相反他這時候甚至覺得蒙蒂納伯爵這個頭銜恰恰成了禁錮他行動的枷鎖,很顯然要想做到宣稱與實際擁有相符,他的確必須儘快進入這座城市才行,但是眼前的形勢卻是蒙蒂納明顯就是一個等着讓人跳進去就爬不出來的大坑。
有時候亞歷山大甚至在想,德拉·羅維雷是不是事先就想到了會有這種局面,所以纔會那麼慷慨的用蒙蒂納做爲巴倫娣的嫁妝,因爲他就知道這個嫁妝不好拿到手。
不論怎麼想,亞歷山大已經決定不會輕易往那個坑裡跳,他在沿着北阿爾諾河巡視一段後,決定暫時放棄渡河,而是命令軍隊沿着河的左岸一直向北前進。
亞歷山大軍隊的動向並沒有瞞住米蘭人,當他帶着軍隊向北前進消息傳到雷亞羅後,立刻引起了一些人的注意。
“貢佈雷,這是個什麼人?”
一個坐在把寬大椅子裡的肥胖的男人好奇的問旁邊的副官,這個人的下巴又肥又大,完全把脖子遮擋住了,這讓他低頭的時候都有些困難,而且因爲臉上的肥肉很多,他的眼睛也被擠成了兩條細線,不過在這麼問的時候,這個人的眼神卻頗爲狡獪靈活,這讓他那看上去腦滿腸肥的樣子顯得更加滑稽。
“大人,他是個那不勒斯人,之前聽說只是個距離科森察不遠地方的鄉下領主,不過聽說因爲與熱那亞大主教的女兒訂婚,他從他未婚妻那裡得到了蒙蒂納伯爵的稱號。”身邊的副官低聲說,同時看向坐在對面的幾個米蘭人“聽說考倫佐·斯福爾扎死在他的手裡,而且喬瓦尼·斯福爾扎的死也和這個人有關,所以對米蘭人來說,這個人是他們的仇人。”

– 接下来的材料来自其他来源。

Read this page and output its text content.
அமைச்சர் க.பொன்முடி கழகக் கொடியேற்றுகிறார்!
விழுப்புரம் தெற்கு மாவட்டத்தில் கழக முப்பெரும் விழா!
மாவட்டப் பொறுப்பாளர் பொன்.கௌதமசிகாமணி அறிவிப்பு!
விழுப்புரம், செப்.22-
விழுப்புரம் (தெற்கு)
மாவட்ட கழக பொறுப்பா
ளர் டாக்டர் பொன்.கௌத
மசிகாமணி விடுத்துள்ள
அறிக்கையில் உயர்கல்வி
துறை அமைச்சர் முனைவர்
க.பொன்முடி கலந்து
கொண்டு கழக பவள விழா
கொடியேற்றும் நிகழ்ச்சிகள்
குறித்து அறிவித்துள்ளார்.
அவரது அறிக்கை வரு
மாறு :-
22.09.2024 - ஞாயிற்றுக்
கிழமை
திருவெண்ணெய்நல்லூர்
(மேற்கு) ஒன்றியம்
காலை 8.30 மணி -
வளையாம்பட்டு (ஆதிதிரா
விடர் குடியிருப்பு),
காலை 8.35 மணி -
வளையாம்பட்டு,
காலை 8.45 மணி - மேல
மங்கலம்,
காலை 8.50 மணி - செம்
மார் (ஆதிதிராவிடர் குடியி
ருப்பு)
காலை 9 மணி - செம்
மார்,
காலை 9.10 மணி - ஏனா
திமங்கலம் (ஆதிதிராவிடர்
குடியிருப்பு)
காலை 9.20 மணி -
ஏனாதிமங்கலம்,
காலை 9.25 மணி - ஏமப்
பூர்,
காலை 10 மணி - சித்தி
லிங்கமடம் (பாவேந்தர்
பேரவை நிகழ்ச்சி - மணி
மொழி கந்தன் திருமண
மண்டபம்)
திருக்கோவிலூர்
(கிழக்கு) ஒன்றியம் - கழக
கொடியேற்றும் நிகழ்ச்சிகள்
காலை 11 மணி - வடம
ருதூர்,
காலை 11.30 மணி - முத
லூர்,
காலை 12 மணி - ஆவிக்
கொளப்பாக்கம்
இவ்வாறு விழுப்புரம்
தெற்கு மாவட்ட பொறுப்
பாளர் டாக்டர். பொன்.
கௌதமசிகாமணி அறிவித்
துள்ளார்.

“是這樣的嗎?”肥胖的男人微微轉動腦袋看向另一邊的幾個米蘭人,當看到他們臉上的神色後,胖男人擺了擺手“算了,我已經知道答案了。”
“這個貢佈雷必須死。”一個米蘭人聲音不高,語氣卻顯得異常堅定“這個人不止是因爲他是公爵家族的仇人,還有他對蒙蒂納的宣稱也是絕對不能被接受的。”
胖男人鼻子裡微微哼了一聲,他當然知道後一個原因纔是米蘭人真正要想至那個貢佈雷於死地的理由。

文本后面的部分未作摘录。